The usual photos of a group of friends in a karaoke bar are photos of 4 persons’ backs and a small screen that shows lyrics. If you’re lucky the bar has a nice décor but that’s about it. Was there really no way of making lasting memories that look way cooler and couldn’t we just make it a little bit more fun? Well, this is an example of a great challenge for our team. Main question: how can we keep the fun karaoke experience, but make it a next-level thing that helps produce longer-lasting content?
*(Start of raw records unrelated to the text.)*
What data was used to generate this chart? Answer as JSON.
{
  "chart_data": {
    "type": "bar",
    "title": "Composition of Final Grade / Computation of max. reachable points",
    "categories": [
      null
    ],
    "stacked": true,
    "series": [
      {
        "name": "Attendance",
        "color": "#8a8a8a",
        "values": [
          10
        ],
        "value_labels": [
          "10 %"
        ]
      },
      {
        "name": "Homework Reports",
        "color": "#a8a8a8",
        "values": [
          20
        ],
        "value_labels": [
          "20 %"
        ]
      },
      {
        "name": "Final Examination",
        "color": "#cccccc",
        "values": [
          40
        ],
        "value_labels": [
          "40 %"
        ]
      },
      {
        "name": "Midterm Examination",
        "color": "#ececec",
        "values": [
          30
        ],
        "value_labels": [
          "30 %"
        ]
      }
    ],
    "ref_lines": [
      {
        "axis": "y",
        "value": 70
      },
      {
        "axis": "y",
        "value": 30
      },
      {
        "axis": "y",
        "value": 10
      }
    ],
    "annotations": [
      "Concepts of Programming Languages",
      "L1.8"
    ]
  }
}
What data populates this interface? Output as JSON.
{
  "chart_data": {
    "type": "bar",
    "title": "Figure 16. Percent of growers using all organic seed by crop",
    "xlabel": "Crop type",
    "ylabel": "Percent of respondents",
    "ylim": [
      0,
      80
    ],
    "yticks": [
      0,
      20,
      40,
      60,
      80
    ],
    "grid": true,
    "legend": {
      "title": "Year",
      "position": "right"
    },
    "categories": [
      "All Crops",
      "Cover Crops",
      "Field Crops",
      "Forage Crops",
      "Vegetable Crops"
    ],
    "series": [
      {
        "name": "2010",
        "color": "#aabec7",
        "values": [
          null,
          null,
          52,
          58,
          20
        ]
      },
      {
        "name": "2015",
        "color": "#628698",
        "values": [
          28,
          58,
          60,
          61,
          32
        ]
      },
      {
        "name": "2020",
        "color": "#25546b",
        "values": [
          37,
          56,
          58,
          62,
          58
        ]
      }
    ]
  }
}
The lyrics are not the most fun part of karaoke, it’s the part where you fully engage in a song. And the best way to do that is to…make your own video clip. So that was the starting point of our idea: a karaoke booth that will make visitors produce their own videoclip and of course shows the lyrics.

Process

The first idea was to create a half dome, so you would literally stand inside the clip. With the right projectors and screens this set-up would be perfect for our purposes. We wanted to test the karaoke on a two-day conference so we could see the response of our audience. This environment, however, made it difficult to use the materials that we wanted. The half dome requested a lot of time for set-up (read cost a lot of money to be installed). So we went back to the drawing board.

That is when our partner in crime, AED, came with a great solution. Why not make it square, but use a LED floor as well. How immersive can a karaoke be? AED made sure they found the newest and most impressive materials to create the best experience.

 

We took the idea to another partner, Sonhouse. The karaoke would serve as an activation booth for Telenet, the brand with a smile. Sonhouse carefully selected 12 songs that matched that brand and reflected its identity. With those songs we came to the final part of the concept: creating the clips.

 

Every song had a reference to happiness or a smile. We wanted all of our visuals to align with that idea and to contain bright and flashy colors, with elements that moved to the beat. We collected images that matched every song and put them together in coherent moodboards. Each moodboard reflected the core of the song. Our designer then transformed these moodboards to moving images for all three walls ànd the LED floor.

Realization

Theoretically speaking we were done. But everybody knows it’s not finished until it actually works. After a full day of set-up we were proud to see a four by four LED floor, cooled so you didn’t come off of it as a fried egg, with three two-meters-high black screens on the sides. Three Panasonic projectors were lifted in the middle of the booth. To top it off, we had a nice screen in the booth to show the lyrics and a transparent LED screen to let the visitors select the song of their choice. Impressive to say the least.

 

And then it was time to test the content… That was the tricky part, because we couldn’t test the content before, because the set-up was too expensive to try it before the actual event. After everything was tweaked, installed and loaded…. It magically worked!